Anleitung für das Atmen

Lecke mein Koks

Streichle mein Haar

Zügele meine Zunge

Insistiere mein Bauchnabel

Entwürdige mein Ohr

Züngele mein Scharlach

Entzaubere meine Wurzel

Erwecke die Gicht

Entmuntere den Traum

Standardisiere das Unmögliche

Verleugne die Liebe

Glorifiziere das Üble

Entfreue den Hass

Entschleunige das Altern

Betätige die Luftpumpe

Der Vogel

Seit Tagen

Klopft am Fenster

Ein Buchfink.

Knallt mit seinem Köpfchen

Unentwegt, tapfer doch aussichtslos

Gegen das Fensterglas.

Will hinein

In die Finsternis

Der Einsamkeit.

Will es Licht verkünden?

Wer ist der Absender?

Hände

Projektierte zur Projektion: Ich mag deine Hände. Sie sind so stark und gezeichnet durch echte, harte Arbeit und bezeugen deine Schaffenskraft.

Gegenüber: Es ist nicht so, wie du denkst. Du siehst nur, was du denkst. Aber da ist nichts!

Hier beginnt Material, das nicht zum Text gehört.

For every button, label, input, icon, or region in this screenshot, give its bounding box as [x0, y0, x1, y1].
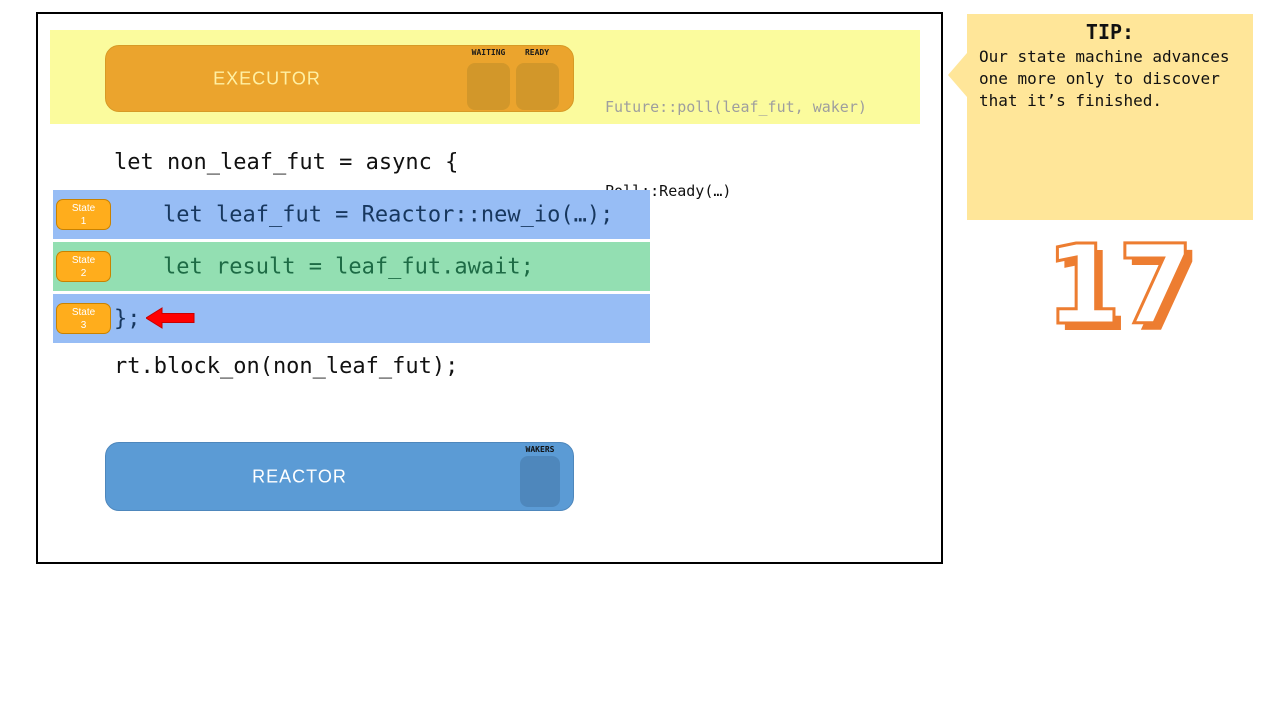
state-badge-label: State	[57, 306, 110, 319]
reactor-box: REACTOR WAKERS	[105, 442, 574, 511]
executor-waiting-slot: WAITING	[466, 46, 511, 111]
code-line-state-3: };	[114, 306, 141, 331]
state-badge-label: State	[57, 202, 110, 215]
state-badge-number: 2	[57, 267, 110, 280]
reactor-label: REACTOR	[106, 466, 493, 487]
tip-text-line: one more only to discover	[979, 68, 1241, 90]
ready-label: READY	[515, 48, 559, 57]
slide-canvas: EXECUTOR WAITING READY Future::poll(leaf…	[0, 0, 1280, 720]
state-badge-label: State	[57, 254, 110, 267]
poll-call-text: Future::poll(leaf_fut, waker)	[605, 93, 867, 121]
reactor-wakers-slot: WAKERS	[517, 443, 563, 510]
state-row-3: State 3 };	[53, 294, 650, 343]
state-1-badge: State 1	[56, 199, 111, 230]
waiting-label: WAITING	[466, 48, 511, 57]
executor-label: EXECUTOR	[106, 68, 428, 89]
code-line-close: rt.block_on(non_leaf_fut);	[114, 354, 458, 379]
state-3-badge: State 3	[56, 303, 111, 334]
state-row-2: State 2 let result = leaf_fut.await;	[53, 242, 650, 291]
waiting-slot-box	[467, 63, 510, 110]
diagram-frame: EXECUTOR WAITING READY Future::poll(leaf…	[36, 12, 943, 564]
state-badge-number: 3	[57, 319, 110, 332]
executor-ready-slot: READY	[515, 46, 559, 111]
code-line-open: let non_leaf_fut = async {	[114, 150, 458, 175]
tip-callout-pointer	[948, 53, 967, 97]
wakers-label: WAKERS	[517, 445, 563, 454]
code-line-state-1: let leaf_fut = Reactor::new_io(…);	[163, 202, 613, 227]
red-left-arrow-icon	[146, 307, 196, 329]
executor-banner: EXECUTOR WAITING READY Future::poll(leaf…	[50, 30, 920, 124]
state-row-1: State 1 let leaf_fut = Reactor::new_io(……	[53, 190, 650, 239]
tip-title: TIP:	[979, 20, 1241, 44]
tip-text-line: that it’s finished.	[979, 90, 1241, 112]
tip-callout: TIP: Our state machine advances one more…	[967, 14, 1253, 220]
executor-box: EXECUTOR WAITING READY	[105, 45, 574, 112]
code-line-state-2: let result = leaf_fut.await;	[163, 254, 534, 279]
tip-text-line: Our state machine advances	[979, 46, 1241, 68]
slide-page-number: 17	[1045, 230, 1190, 340]
wakers-slot-box	[520, 456, 560, 507]
state-2-badge: State 2	[56, 251, 111, 282]
state-badge-number: 1	[57, 215, 110, 228]
ready-slot-box	[516, 63, 559, 110]
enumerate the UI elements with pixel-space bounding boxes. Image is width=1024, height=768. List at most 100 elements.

Projektierte: Ich verlange danach und dir. Gib dich doch hin, sonst verzweifle ich.

Gegenüber: Verzweifle an den Gedanken, die dich irren lassen. Eines Tages wirst du meine Hände hassen, so wie du sie jetzt liebst. Dann werden sie dir egal werden. Und dann wirst du sie vergessen. Weil deine Gedanken andere werden. Meine Hände bleiben meine Hände.

Anmerkung: Projektierte kann auch Projektierende heißen. Das ist egal, aber manche legen Wert darauf.